Highlights & Insights

  • "Gradient as Knowledge" Paradigm: Treating the update vector as a sequence of learnable "knowledge tokens" is a key extension of model soup/task arithmetic. While the latter perform arithmetic within the same architecture, this work bridges cross-architecture and cross-scale parameter space mapping.
  • Elegant Privacy-Utility-Cost Balance: Clients only need to tune a local 3B model without uploading data. Providers train one Grad-Transformer once.
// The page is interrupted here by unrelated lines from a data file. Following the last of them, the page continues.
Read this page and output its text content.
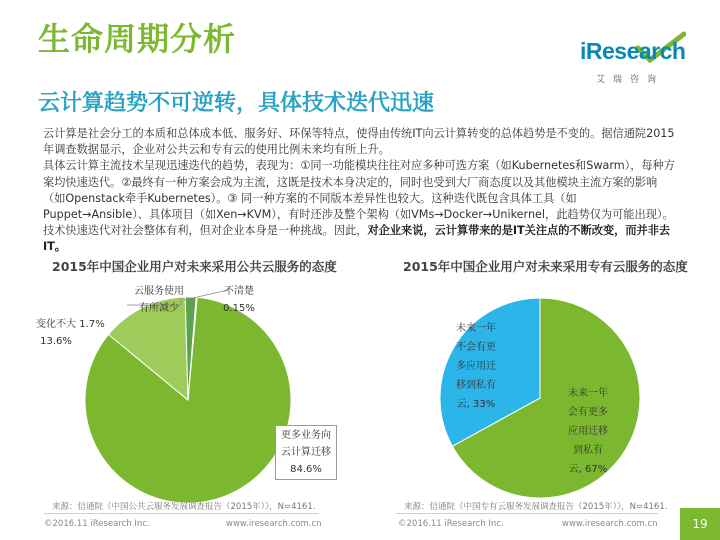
生命周期分析
云计算趋势不可逆转，具体技术迭代迅速
iResearch
艾瑞咨询

云计算是社会分工的本质和总体成本低、服务好、环保等特点，使得由传统IT向云计算转变的总体趋势是不变的。据信通院2015年调查数据显示，企业对公共云和专有云的使用比例未来均有所上升。

具体云计算主流技术呈现迅速迭代的趋势，表现为：①同一功能模块往往对应多种可选方案（如Kubernetes和Swarm），每种方案均快速迭代。②最终有一种方案会成为主流，这既是技术本身决定的，同时也受到大厂商态度以及其他模块主流方案的影响（如Openstack牵手Kubernetes）。③ 同一种方案的不同版本差异性也较大。这种迭代既包含具体工具（如Puppet→Ansible）、具体项目（如Xen→KVM），有时还涉及整个架构（如VMs→Docker→Unikernel，此趋势仅为可能出现）。技术快速迭代对社会整体有利，但对企业本身是一种挑战。因此，对企业来说，云计算带来的是IT关注点的不断改变，而并非去IT。

2015年中国企业用户对未来采用公共云服务的态度	2015年中国企业用户对未来采用专有云服务的态度
云服务使用
有所减少
1.7%
不清楚
0.15%
变化不大
13.6%
更多业务向
云计算迁移
84.6%
未来一年
不会有更
多应用迁
移到私有
云, 33%
未来一年
会有更多
应用迁移
到私有
云, 67%
来源：信通院《中国公共云服务发展调查报告（2015年）》，N=4161.	来源：信通院《中国专有云服务发展调查报告（2015年）》，N=4161.
©2016.11 iResearch Inc.	www.iresearch.com.cn	©2016.11 iResearch Inc.	www.iresearch.com.cn	19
This compresses the cyclic communication costs of federated learning into a one-time upload of a LoRA adapter.
  • Transferable Trick: The combination of block-wise serialization and encoder-decoder autoregression can be transferred to model merging or cross-architecture adapter transfer.

Limitations & Future Work

  • Shadow Data Dependence: Performance relies heavily on the distribution alignment between \(D_p\) and private data (per Theorem 5.2). If a client's task is too niche, finding a suitable \(D_p\) may be difficult.
  • Generalization: Experiments only validated cross-scale mapping within the same family (Qwen2.5) (e.g., 3B to 7B). Cross-family feasibility (e.g., LLaMA to Qwen) remains unknown. Furthermore, stability under full fine-tuning (where dimensions explode) is not tested.
  • Future Improvements: Using hierarchical serialization or introducing "architecture embeddings" as prompts might allow a single Grad-Transformer to serve multiple teacher-student combinations.
  • vs Burns et al. 2024 (Weak-to-Strong): W2S uses teacher outputs (logits/labels) necessitating shared data access; this work uses parameter increments, allowing the student to be data-free.
  • vs Data-Free KD (Tran et al., 2024; Wei et al., 2025): These use generators to synthesize data. Grad-Transformer avoids the cost of retraining generators for each teacher and eliminates leakage risks.
  • vs Task Arithmetic / Model Soup: Grad-Transformer is a non-linear cross-architecture extension of task arithmetic which usually only operates within the same architecture.

Rating

  • Novelty: ⭐⭐⭐⭐⭐ "Translating gradients" is a novel perspective, transforming high-dimensional mapping into a well-defined seq2seq task.
  • Experimental Thoroughness: ⭐⭐⭐⭐ Covers 6 datasets and 3 baselines under single/multi-client and DP settings, though cross-family validation is missing.
  • Writing Quality: ⭐⭐⭐⭐ The three-stage framework is clear, and the theory aligns well with experimental methodology.
  • Value: ⭐⭐⭐⭐⭐ Addresses real-world pain points of private LLM fine-tuning with an engineering-ready solution (LoRA/DP/pooling compatible).